Now it is quite easy to maintain that the health, happiness, and sanity of the whole community are more precious even than genius. It is so easy, indeed, that if the question of eugenics were submitted to the Referendum on this sole ground there can be little doubt what the result would be. There are not many people, even in the most highly educated communities, who value the possibility of a new poem, symphony, or mathematical law so highly that they would sacrifice their own health, happiness, and sanity to retain that possibility for their offspring. Of course we may declare that a majority which made such a decision must be composed of very low-minded uncultured people, altogether lacking in appreciation of pathology, and reflecting no credit on the eugenic cause they supported; but there can be little doubt that we should have to admit their existence.
We need not hasten, however, to place the question on this ground. It is first necessary to ascertain what reason there is to suppose that a regard for eugenic considerations in mating would tend to stamp out the germs of genius. Is there any reason at all? That is the question I am here concerned with.
The anti-eugenic argument on this point, whenever any argument is brought forward, consists in pointing to all sorts of men of genius and of talent who, it is alleged, were poor citizens, physical degenerates the prey of all manner of constitutional diseases, sometimes candidates for the lunatic asylum which they occasionally reached. The miscellaneous data which may thus be piled up are seldom critically sifted, and often very questionable, for it is difficult enough to obtain any positive biological knowledge concerning great men who died yesterday, and practically impossible in most cases to reach an unquestionable conclusion as regards those who died a century or more ago. Many of the most positive statements commonly made concerning the diseases even of modern genius are without any sure basis. The case of Nietzsche, who was seen by some of the chief specialists of the day, is still really quite obscure. So is that of Guy de Maupassant. Rousseau wrote the fullest and frankest account of his ailments, and the doctors made a post-mortem examination. Yet nearly all the medical experts—and they are many—who have investigated Rousseau's case reach different conclusions. It would be easy to multiply indefinitely the instances of great men of the past concerning whose condition of health or disease we are in hopeless perplexity.
This fact is, however, one that, as an argument, works both ways, and the important point is to make clear that it cannot concern us. No eugenic considerations can annihilate the man of genius when he is once born and bred. If eugenics is to stamp out the man of genius it must do so before he is born, by acting on his parents.

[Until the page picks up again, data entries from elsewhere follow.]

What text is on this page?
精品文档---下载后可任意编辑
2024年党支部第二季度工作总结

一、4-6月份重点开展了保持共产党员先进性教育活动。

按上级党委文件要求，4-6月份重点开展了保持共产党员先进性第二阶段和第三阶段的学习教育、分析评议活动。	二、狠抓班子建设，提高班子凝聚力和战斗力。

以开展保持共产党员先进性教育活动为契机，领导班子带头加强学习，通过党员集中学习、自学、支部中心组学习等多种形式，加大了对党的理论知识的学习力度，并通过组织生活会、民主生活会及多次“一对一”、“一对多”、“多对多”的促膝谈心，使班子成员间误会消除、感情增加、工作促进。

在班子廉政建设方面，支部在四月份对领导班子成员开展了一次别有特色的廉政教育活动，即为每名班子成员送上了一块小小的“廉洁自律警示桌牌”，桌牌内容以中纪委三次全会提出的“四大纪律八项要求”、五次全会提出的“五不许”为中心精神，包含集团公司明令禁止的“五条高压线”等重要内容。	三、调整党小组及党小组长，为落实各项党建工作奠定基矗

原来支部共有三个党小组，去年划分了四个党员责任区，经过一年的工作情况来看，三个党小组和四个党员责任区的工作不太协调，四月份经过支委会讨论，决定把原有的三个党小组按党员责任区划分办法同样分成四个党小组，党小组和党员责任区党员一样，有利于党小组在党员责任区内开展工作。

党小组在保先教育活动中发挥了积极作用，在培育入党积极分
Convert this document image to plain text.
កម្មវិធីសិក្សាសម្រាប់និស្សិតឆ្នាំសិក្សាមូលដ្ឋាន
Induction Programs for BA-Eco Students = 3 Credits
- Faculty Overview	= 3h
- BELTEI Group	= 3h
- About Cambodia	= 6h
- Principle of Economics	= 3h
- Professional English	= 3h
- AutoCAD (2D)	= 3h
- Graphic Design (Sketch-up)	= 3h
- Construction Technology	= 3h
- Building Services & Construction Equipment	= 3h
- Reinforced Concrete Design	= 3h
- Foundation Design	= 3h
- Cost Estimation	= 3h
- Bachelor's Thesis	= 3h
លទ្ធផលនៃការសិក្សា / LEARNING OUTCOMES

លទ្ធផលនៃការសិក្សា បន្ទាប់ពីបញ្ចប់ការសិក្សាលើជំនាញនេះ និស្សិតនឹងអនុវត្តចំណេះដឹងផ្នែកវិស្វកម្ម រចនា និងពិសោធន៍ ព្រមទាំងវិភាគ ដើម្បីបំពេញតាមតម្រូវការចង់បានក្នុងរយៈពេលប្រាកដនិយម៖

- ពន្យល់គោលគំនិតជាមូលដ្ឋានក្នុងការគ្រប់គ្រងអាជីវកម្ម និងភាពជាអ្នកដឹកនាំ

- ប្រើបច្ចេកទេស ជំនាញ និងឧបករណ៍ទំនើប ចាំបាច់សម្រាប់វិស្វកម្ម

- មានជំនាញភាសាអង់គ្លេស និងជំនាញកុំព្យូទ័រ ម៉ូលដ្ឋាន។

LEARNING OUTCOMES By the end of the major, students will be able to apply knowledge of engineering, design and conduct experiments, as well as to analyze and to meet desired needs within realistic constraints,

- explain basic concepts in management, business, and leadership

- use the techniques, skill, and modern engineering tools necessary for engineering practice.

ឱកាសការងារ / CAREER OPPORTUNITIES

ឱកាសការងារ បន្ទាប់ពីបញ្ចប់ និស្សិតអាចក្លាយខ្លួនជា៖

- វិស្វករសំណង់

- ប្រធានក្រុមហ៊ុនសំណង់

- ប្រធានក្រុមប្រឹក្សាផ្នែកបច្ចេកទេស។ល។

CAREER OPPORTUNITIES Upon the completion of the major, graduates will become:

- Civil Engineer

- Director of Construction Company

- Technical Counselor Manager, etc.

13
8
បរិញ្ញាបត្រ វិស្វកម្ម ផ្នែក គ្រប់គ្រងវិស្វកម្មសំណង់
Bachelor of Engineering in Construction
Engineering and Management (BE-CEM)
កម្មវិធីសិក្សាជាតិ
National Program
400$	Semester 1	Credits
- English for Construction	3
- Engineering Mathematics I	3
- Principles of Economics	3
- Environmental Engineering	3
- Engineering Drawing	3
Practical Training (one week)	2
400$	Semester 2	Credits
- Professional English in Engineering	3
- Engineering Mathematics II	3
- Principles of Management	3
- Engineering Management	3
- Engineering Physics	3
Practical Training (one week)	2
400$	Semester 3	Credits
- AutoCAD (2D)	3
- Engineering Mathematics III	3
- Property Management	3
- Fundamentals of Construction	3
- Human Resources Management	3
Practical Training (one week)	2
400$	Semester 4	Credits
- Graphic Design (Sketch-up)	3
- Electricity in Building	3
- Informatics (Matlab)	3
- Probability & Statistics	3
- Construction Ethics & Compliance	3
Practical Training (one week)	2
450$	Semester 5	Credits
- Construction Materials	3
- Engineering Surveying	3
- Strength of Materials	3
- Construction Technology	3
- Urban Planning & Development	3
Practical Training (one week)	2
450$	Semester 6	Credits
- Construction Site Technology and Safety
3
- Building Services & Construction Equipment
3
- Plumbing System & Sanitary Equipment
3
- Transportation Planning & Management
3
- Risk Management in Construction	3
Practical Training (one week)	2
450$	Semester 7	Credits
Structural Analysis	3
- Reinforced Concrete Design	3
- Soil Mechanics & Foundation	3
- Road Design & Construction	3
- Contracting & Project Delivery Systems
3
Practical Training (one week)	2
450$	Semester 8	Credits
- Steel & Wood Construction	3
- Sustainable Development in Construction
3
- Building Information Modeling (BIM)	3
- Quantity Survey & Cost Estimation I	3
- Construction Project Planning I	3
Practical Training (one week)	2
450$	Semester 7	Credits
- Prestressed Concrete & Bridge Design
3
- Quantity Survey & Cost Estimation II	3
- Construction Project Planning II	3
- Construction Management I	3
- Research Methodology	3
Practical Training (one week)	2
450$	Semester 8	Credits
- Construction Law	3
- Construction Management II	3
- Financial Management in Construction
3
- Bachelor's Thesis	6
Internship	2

Nor is it possible to assume that if the man of genius, apart from his genius, is an unfit person to procreate the race, therefore his parents, not possessing any genius, were likewise unfit to propagate. It is easy to find persons of high ability who in other respects are unfit for the ends of life, ill-balanced in mental or physical development, neurasthenic, valetudinarian, the victims in varying degrees of all sorts of diseases. Yet their parents, without any high ability, were, to all appearance, robust, healthy, hard-working, commonplace people who would easily pass any ordinary eugenic tests. We know nothing as to the action of two seemingly ordinary persons on each other in constituting heredity, how hypertrophied intellectual aptitude comes about, what accidents, normal or pathological, may occur to the germ before birth, nor even how strenuous intellectual activity may affect the organism generally. We cannot argue that since these persons, apart from their genius, were not seemingly the best people to carry on the race, therefore a like judgment should be passed on their parents and the germs of genius thus be stamped out.